Der Kampf gegen die Letzteren steht mit der erst seit wenigen Jahren erfolgreich angewendeten CRISPR-Methode zur zielgerichteten Veränderung der DNA von Lebewesen möglicherweise vor seiner finalen Phase. Die „Ausrottung der Stechmücke durch genetische Sterilisation“ ist damit nämlich in den Bereich des Machbaren, was allerdings seinerseits schwerwiegende Fragen nach längerfristigen Konsequenzen aufwirft. „Was würde geschehen, wenn wir Spezies ausrotten, die eine […] wichtige Rolle im globalen Ökosystem spielen?“ ist nur eine davon …

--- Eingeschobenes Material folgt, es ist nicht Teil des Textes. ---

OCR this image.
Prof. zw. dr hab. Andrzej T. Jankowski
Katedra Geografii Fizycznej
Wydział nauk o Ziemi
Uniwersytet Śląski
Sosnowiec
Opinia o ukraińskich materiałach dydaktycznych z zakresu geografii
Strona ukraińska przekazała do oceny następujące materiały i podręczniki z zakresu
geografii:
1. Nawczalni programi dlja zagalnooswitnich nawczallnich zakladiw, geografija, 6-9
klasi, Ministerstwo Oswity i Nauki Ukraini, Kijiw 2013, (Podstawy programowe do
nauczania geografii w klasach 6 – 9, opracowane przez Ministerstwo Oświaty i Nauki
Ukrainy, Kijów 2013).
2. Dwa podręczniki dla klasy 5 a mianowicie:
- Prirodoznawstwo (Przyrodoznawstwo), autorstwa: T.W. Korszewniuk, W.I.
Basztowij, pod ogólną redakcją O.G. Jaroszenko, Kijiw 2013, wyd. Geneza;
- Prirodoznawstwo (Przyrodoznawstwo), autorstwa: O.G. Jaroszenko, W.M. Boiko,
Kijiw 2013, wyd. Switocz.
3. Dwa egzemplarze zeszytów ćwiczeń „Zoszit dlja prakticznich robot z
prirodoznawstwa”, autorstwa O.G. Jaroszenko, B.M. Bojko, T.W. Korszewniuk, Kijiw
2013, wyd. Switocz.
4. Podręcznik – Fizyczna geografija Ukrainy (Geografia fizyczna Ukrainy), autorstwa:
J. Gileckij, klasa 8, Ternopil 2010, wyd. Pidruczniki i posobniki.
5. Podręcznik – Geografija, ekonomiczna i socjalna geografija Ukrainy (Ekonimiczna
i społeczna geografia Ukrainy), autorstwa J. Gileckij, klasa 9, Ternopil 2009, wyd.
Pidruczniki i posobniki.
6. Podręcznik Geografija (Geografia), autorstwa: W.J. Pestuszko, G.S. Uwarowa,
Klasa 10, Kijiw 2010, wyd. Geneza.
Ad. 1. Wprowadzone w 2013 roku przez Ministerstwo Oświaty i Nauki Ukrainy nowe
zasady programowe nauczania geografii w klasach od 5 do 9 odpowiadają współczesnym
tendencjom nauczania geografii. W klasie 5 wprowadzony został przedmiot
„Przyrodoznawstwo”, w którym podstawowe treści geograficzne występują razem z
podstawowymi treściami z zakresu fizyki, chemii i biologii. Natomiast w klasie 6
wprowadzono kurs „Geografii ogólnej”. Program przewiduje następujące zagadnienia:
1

Bisweilen gehen dem Autor in seinem Bestreben, die Dichotomie von Mensch und Mücke nur ja so eindringlich und antagonistisch als irgend möglich zu dramatisieren, allerdings doch die Gäule durch. Etwa wenn Winegard schreibt, dass die Mücke „die Menschheit seit grauer Vorzeit mit ungemildertem Zorn (Hervorhebung – A.M.) angegriffen“ habe. Da fragt man sich unwillkürlich, was denn wohl das historische Ereignis gewesen sein mag, das diesen anhaltenden, nachgerade alttestamentarischen Zorn („Auge um Auge, Zahn um Zahn“) wohl ausgelöst haben mag. Oder wenn der Autor das eingangs zitierte Marx-Wort, das der materialistischen Geschichtsauffassung des Philosophen entsprang, zum Kronzeugen für die geschichtsgestaltende Wirkung der Steckmücke aufruft und diese „zum Motor der Menschheitsgeschichte“ – jedenfalls „mehr als jeder andere externe Faktor“ – kürt. Der entsprechend neu vermessene historische Ablauf der klassischen Antike liest sich dann so: „Nachdem Stechmücken den Griechen in den Perserkriegen einen Vorteil verschafft, zur Selbstzerstörung der griechischen Stadtstaaten im Peloponnesischen Krieg beigetragen, den Aufstieg Makedoniens begünstigt […] hatten, […] richteten sie nun ihren Stechrüssel nach Westen, […] wo sie sowohl zur Entstehung als auch zum Untergang des mächtigen Römischen Reiches beitrugen.“

Vor der menschlichen Spezies übrigens – so viel Trost ist denn doch – haben bereits zahllose andere Arten von Lebewesen unter den stechenden Plagegeistern gelitten; die ältesten, in Kanada und Myanmar aufgefundenen Exemplare – in Bernstein eingeschlossen – werden auf 80 bis 105 Millionen Jahre geschätzt …

Bliebe abschließend noch kritisch anzumerken: Dass Winegards Monographie über kein Sach-, Personen- und Ortsregister verfügt, ist ein schwerwiegendes Manko des Werkes.

Timothy C. Winegard: Die Mücke. Das gefährlichste Tier der Welt und die Geschichte der Menschheit, Terra Mater Books, Salzburg – München 2020, 618 Seiten, 32,00 Euro.